Nicaragua’s seizure of the Jesuit-run Central American University in Managua on Aug. 16 was only the latest episode in the government’s five-year campaign to silence the Catholic Church.
Described by President Daniel Ortega’s regime as a “center of terrorism” for having attempted to shield student protesters during widespread anti-government demonstrations in 2018, the university has had its buildings, bank accounts and even its furniture seized. If past practice is any guide, it will soon be either shuttered or run by the state, with faculty and curriculums censored by the Sandinista government.
Since 2018, Catholic priests and laity critical of the government have been harassed, exiled, imprisoned, tortured and murdered. The regime has shut down more than 700 nonprofits and nongovernmental agencies, including the Catholic charity Caritas and the Red Cross.
This year, the government prohibited more than 1,000 Catholic processions during Lent and Easter. Priests were barred from anointing the sick, conducting baptisms and celebrating Mass. Even saying the rosary is now considered a subversive act in Nicaragua.
In February, Bishop Rolando Alvarez was arrested and sentenced to 26 years in prison for “anti-government activities” after he criticized the regime’s closure of Catholic radio and television stations. The religious order of nuns founded by Mother Teresa has been expelled from the country.
Prior to the seizure of Central American University, the government took control of two other Catholic universities — Universidad Juan Pablo II and Universidad Cristiana Autónoma de Nicaragua — and rescinded the accreditation of La Purísima Catholic Seminary in Managua. In all, over the past several years, the government has taken over 13 universities for being critical of the regime.
Some reprisals can be petty.
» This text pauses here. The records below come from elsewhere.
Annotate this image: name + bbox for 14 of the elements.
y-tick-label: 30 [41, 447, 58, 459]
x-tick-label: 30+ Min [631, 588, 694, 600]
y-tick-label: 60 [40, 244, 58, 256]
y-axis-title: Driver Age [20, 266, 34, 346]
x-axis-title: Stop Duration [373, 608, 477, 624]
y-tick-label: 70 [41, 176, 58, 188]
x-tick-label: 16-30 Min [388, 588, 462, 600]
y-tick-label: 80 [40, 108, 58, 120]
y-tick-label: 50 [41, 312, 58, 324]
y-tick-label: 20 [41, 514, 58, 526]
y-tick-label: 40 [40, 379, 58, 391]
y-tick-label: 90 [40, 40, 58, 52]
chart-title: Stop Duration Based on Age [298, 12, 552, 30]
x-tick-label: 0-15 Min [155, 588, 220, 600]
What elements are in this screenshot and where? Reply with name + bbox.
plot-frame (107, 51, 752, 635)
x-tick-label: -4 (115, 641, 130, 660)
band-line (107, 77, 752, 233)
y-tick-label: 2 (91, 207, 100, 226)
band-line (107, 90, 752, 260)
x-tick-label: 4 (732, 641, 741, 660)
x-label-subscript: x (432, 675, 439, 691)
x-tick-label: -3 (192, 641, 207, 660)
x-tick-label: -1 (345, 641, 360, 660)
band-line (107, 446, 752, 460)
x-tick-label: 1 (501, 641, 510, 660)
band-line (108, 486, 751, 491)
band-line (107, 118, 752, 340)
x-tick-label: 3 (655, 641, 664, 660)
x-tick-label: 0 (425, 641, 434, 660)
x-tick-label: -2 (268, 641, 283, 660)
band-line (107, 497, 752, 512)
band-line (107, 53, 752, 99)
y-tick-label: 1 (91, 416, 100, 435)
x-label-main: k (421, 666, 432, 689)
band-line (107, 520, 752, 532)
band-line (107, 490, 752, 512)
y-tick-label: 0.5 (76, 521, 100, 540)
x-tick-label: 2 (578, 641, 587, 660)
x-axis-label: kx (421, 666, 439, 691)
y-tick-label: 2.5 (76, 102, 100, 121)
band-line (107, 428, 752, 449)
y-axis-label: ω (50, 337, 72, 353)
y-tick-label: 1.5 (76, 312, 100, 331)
Father Rafael Aragón, a Spanish Dominican friar who had lived in Nicaragua for 40 years, was barred from reentering the country after a 2022 trip abroad. This month, two popular pastors returning from Pope Francis’s World Youth Day in Lisbon were also denied reentry. And, in July, Ortega’s socialist regime cut off pensions to elderly Catholic priests.
In the most recent edition of her series of reports on the Catholic Church in Nicaragua, exiled civil rights lawyer and researcher Martha Patricia Molina documented 529 attacks over the past five years — 90 so far this year. Why? “Because the Catholic Church is the last [independent] bastion left in Nicaragua”, Molina said in a recent interview. The regime, she said, “took the media, the institutions, the political parties and the NGOs. So the only space left is the Church”. She said the government “intends to eradicate the Church completely, so that the prophetic voice of the gospel is not heard by the Nicaraguan people”.
No wonder the pope, who normally refrains from caustic characterizations, said of Ortega: “I have no other choice but to think that the person in power is mentally unbalanced”. In a March interview with an Argentine publication, Francis accused the Ortega regime of melding Leninism and Hitlerian fascism. It is a “crass dictatorship”, he said.
The State Department describes conditions in Nicaragua as “an ongoing sociopolitical crisis [that] began in April 2018 when regime-controlled police violently crushed a peaceful student protest”. Since those crackdowns, the government has gone on to kill at least 325 people, imprison hundreds, injure thousands and exile more than 100,000.
In response, the United States imposed economic sanctions. Five hundred of the regime’s officials, including Ortega and his wife, Vice President Rosario Murillo, have been declared persona non grata. But the repressions continue.
Ortega’s attempt to extinguish Catholicism in Nicaragua merits world condemnation on a much larger, and louder, scale. As the president of a Catholic university, I am especially eager to rally university leaders in opposition to this persecution. But leaders from all walks of life should be condemning Ortega in the harshest terms. His regime should be isolated as an international pariah for trying to “disappear” Catholicism, freedom of worship and free speech.
The Rev. John I. Jenkins is president of the University of Notre Dame.